Speaking of McCartney today, he was one half of the subjects in a new article on the Brooklyn Paranormal Society website which suggests there is a connection between the ‘Paul is Dead’ conspiracy theory and occultist Aleister Crowley – your “now I’ve heard everything” story for today. It seems to begin with a photograph (see it here) of Crowley holding a young boy who is said to be a young Paul McCartney. While there is a resemblance, the website says this rumor has been debunked. It then goes to “Sgt. Pepper’s Lonely Hearts Club Band” which had the famous image of Crowley. That album, recorded after McCartney’s rumored death, contained ‘hints’ like the song “A Day in the Life” where a man “blew his mind out in a car”. Was that McCartney? Of course, there are other meanings for songs by The Beatles, as the recent documentary about their last live performance showed.
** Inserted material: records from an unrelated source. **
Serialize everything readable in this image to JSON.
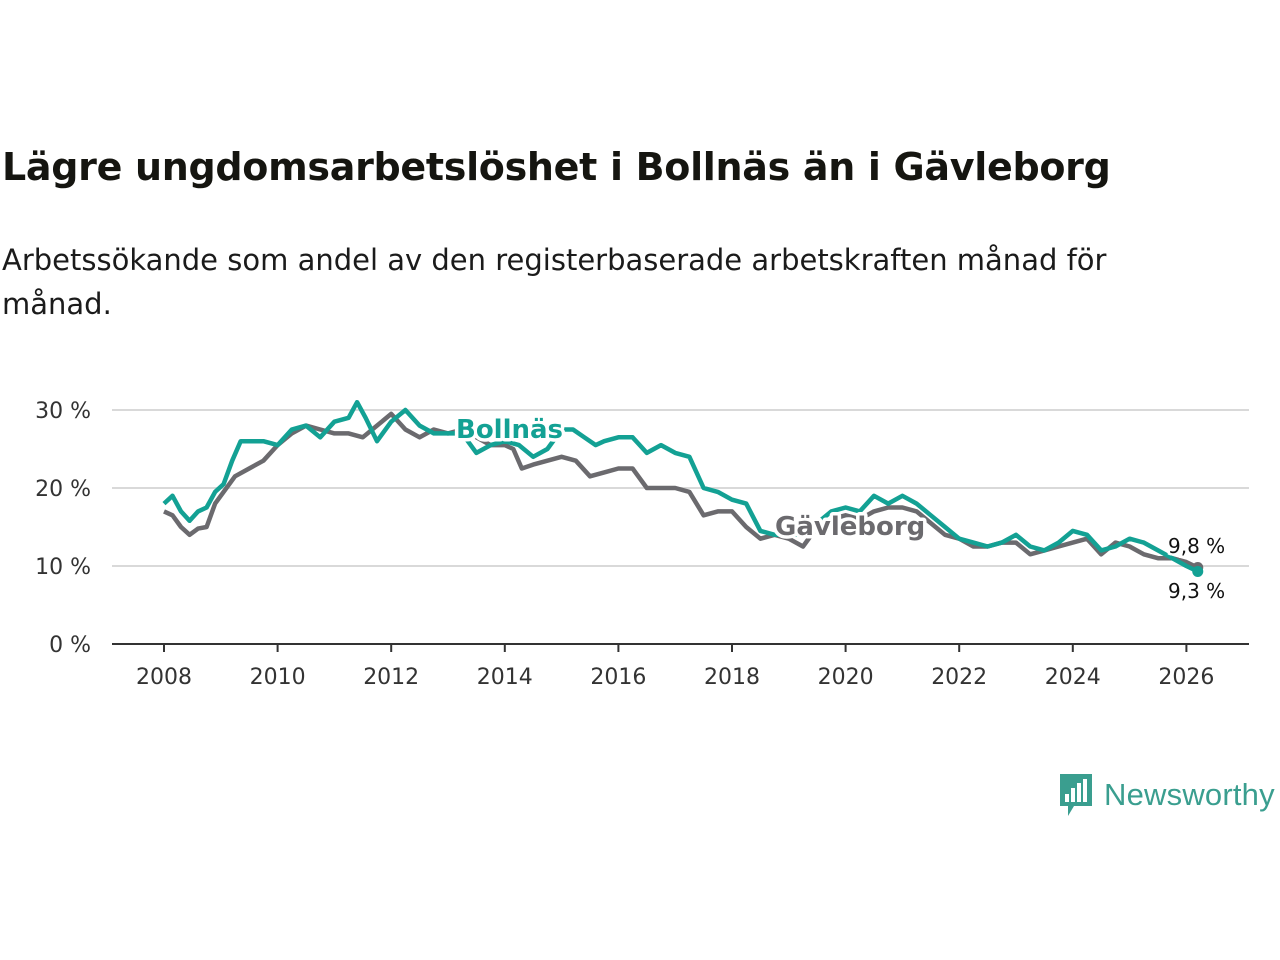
{
  "title": "Lägre ungdomsarbetslöshet i Bollnäs än i Gävleborg",
  "subtitle": "Arbetssökande som andel av den registerbaserade arbetskraften månad för månad.",
  "brand": {
    "name": "Newsworthy",
    "color": "#3a9e8f"
  },
  "chart_data": {
    "type": "line",
    "x_tick_labels": [
      "2008",
      "2010",
      "2012",
      "2014",
      "2016",
      "2018",
      "2020",
      "2022",
      "2024",
      "2026"
    ],
    "y_tick_labels": [
      "0 %",
      "10 %",
      "20 %",
      "30 %"
    ],
    "ylim": [
      0,
      30
    ],
    "xlim": [
      2007.2,
      2026.8
    ],
    "grid": true,
    "series": [
      {
        "name": "Gävleborg",
        "color": "#6b6a6e",
        "end_label": "9,8 %",
        "points": [
          [
            2008.0,
            17.0
          ],
          [
            2008.15,
            16.5
          ],
          [
            2008.3,
            15.0
          ],
          [
            2008.45,
            14.0
          ],
          [
            2008.6,
            14.8
          ],
          [
            2008.75,
            15.0
          ],
          [
            2008.9,
            18.0
          ],
          [
            2009.05,
            19.5
          ],
          [
            2009.25,
            21.5
          ],
          [
            2009.5,
            22.5
          ],
          [
            2009.75,
            23.5
          ],
          [
            2010.0,
            25.5
          ],
          [
            2010.25,
            27.0
          ],
          [
            2010.5,
            28.0
          ],
          [
            2010.75,
            27.5
          ],
          [
            2011.0,
            27.0
          ],
          [
            2011.25,
            27.0
          ],
          [
            2011.5,
            26.5
          ],
          [
            2011.75,
            28.0
          ],
          [
            2012.0,
            29.5
          ],
          [
            2012.25,
            27.5
          ],
          [
            2012.5,
            26.5
          ],
          [
            2012.75,
            27.5
          ],
          [
            2013.0,
            27.0
          ],
          [
            2013.25,
            27.5
          ],
          [
            2013.5,
            26.5
          ],
          [
            2013.75,
            25.5
          ],
          [
            2014.0,
            25.5
          ],
          [
            2014.15,
            25.0
          ],
          [
            2014.3,
            22.5
          ],
          [
            2014.5,
            23.0
          ],
          [
            2014.75,
            23.5
          ],
          [
            2015.0,
            24.0
          ],
          [
            2015.25,
            23.5
          ],
          [
            2015.5,
            21.5
          ],
          [
            2015.75,
            22.0
          ],
          [
            2016.0,
            22.5
          ],
          [
            2016.25,
            22.5
          ],
          [
            2016.5,
            20.0
          ],
          [
            2016.75,
            20.0
          ],
          [
            2017.0,
            20.0
          ],
          [
            2017.25,
            19.5
          ],
          [
            2017.5,
            16.5
          ],
          [
            2017.75,
            17.0
          ],
          [
            2018.0,
            17.0
          ],
          [
            2018.25,
            15.0
          ],
          [
            2018.5,
            13.5
          ],
          [
            2018.75,
            14.0
          ],
          [
            2019.0,
            13.5
          ],
          [
            2019.25,
            12.5
          ],
          [
            2019.5,
            15.0
          ],
          [
            2019.75,
            16.0
          ],
          [
            2020.0,
            16.5
          ],
          [
            2020.25,
            16.0
          ],
          [
            2020.5,
            17.0
          ],
          [
            2020.75,
            17.5
          ],
          [
            2021.0,
            17.5
          ],
          [
            2021.25,
            17.0
          ],
          [
            2021.5,
            15.5
          ],
          [
            2021.75,
            14.0
          ],
          [
            2022.0,
            13.5
          ],
          [
            2022.25,
            12.5
          ],
          [
            2022.5,
            12.5
          ],
          [
            2022.75,
            13.0
          ],
          [
            2023.0,
            13.0
          ],
          [
            2023.25,
            11.5
          ],
          [
            2023.5,
            12.0
          ],
          [
            2023.75,
            12.5
          ],
          [
            2024.0,
            13.0
          ],
          [
            2024.25,
            13.5
          ],
          [
            2024.5,
            11.5
          ],
          [
            2024.75,
            13.0
          ],
          [
            2025.0,
            12.5
          ],
          [
            2025.25,
            11.5
          ],
          [
            2025.5,
            11.0
          ],
          [
            2025.75,
            11.0
          ],
          [
            2026.0,
            10.5
          ],
          [
            2026.2,
            9.8
          ]
        ]
      },
      {
        "name": "Bollnäs",
        "color": "#13a194",
        "end_label": "9,3 %",
        "points": [
          [
            2008.0,
            18.0
          ],
          [
            2008.15,
            19.0
          ],
          [
            2008.3,
            17.0
          ],
          [
            2008.45,
            15.8
          ],
          [
            2008.6,
            17.0
          ],
          [
            2008.75,
            17.5
          ],
          [
            2008.9,
            19.5
          ],
          [
            2009.05,
            20.5
          ],
          [
            2009.2,
            23.5
          ],
          [
            2009.35,
            26.0
          ],
          [
            2009.5,
            26.0
          ],
          [
            2009.75,
            26.0
          ],
          [
            2010.0,
            25.5
          ],
          [
            2010.25,
            27.5
          ],
          [
            2010.5,
            28.0
          ],
          [
            2010.75,
            26.5
          ],
          [
            2011.0,
            28.5
          ],
          [
            2011.25,
            29.0
          ],
          [
            2011.4,
            31.0
          ],
          [
            2011.55,
            29.0
          ],
          [
            2011.75,
            26.0
          ],
          [
            2012.0,
            28.5
          ],
          [
            2012.25,
            30.0
          ],
          [
            2012.5,
            28.0
          ],
          [
            2012.75,
            27.0
          ],
          [
            2013.0,
            27.0
          ],
          [
            2013.25,
            27.0
          ],
          [
            2013.5,
            24.5
          ],
          [
            2013.75,
            25.5
          ],
          [
            2014.0,
            26.0
          ],
          [
            2014.25,
            25.5
          ],
          [
            2014.5,
            24.0
          ],
          [
            2014.75,
            25.0
          ],
          [
            2015.0,
            27.5
          ],
          [
            2015.2,
            27.5
          ],
          [
            2015.4,
            26.5
          ],
          [
            2015.6,
            25.5
          ],
          [
            2015.75,
            26.0
          ],
          [
            2016.0,
            26.5
          ],
          [
            2016.25,
            26.5
          ],
          [
            2016.5,
            24.5
          ],
          [
            2016.75,
            25.5
          ],
          [
            2017.0,
            24.5
          ],
          [
            2017.25,
            24.0
          ],
          [
            2017.5,
            20.0
          ],
          [
            2017.75,
            19.5
          ],
          [
            2018.0,
            18.5
          ],
          [
            2018.25,
            18.0
          ],
          [
            2018.5,
            14.5
          ],
          [
            2018.75,
            14.0
          ],
          [
            2019.0,
            14.0
          ],
          [
            2019.25,
            14.0
          ],
          [
            2019.5,
            15.5
          ],
          [
            2019.75,
            17.0
          ],
          [
            2020.0,
            17.5
          ],
          [
            2020.25,
            17.0
          ],
          [
            2020.5,
            19.0
          ],
          [
            2020.75,
            18.0
          ],
          [
            2021.0,
            19.0
          ],
          [
            2021.25,
            18.0
          ],
          [
            2021.5,
            16.5
          ],
          [
            2021.75,
            15.0
          ],
          [
            2022.0,
            13.5
          ],
          [
            2022.25,
            13.0
          ],
          [
            2022.5,
            12.5
          ],
          [
            2022.75,
            13.0
          ],
          [
            2023.0,
            14.0
          ],
          [
            2023.25,
            12.5
          ],
          [
            2023.5,
            12.0
          ],
          [
            2023.75,
            13.0
          ],
          [
            2024.0,
            14.5
          ],
          [
            2024.25,
            14.0
          ],
          [
            2024.5,
            12.0
          ],
          [
            2024.75,
            12.5
          ],
          [
            2025.0,
            13.5
          ],
          [
            2025.25,
            13.0
          ],
          [
            2025.5,
            12.0
          ],
          [
            2025.75,
            11.0
          ],
          [
            2026.0,
            10.0
          ],
          [
            2026.2,
            9.3
          ]
        ]
      }
    ]
  }
}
Are these links enough to prove that Aleister Crowley had some involvement with the “Paul is Dead” conspiracy and cover-up? The Brooklyn Paranormal Society says no, and we would have to agree. While it is obvious that at least one of The Beatles was aware of Crowley, like so many other counterculture members of the 1960s, none of this is solid proof of any connection between the wickedest man, the best band and the “Paul is Dead” conspiracy. What it is proof of is the popularity of all three – 50 years after the conspiracy theory and 100 years after Crowley.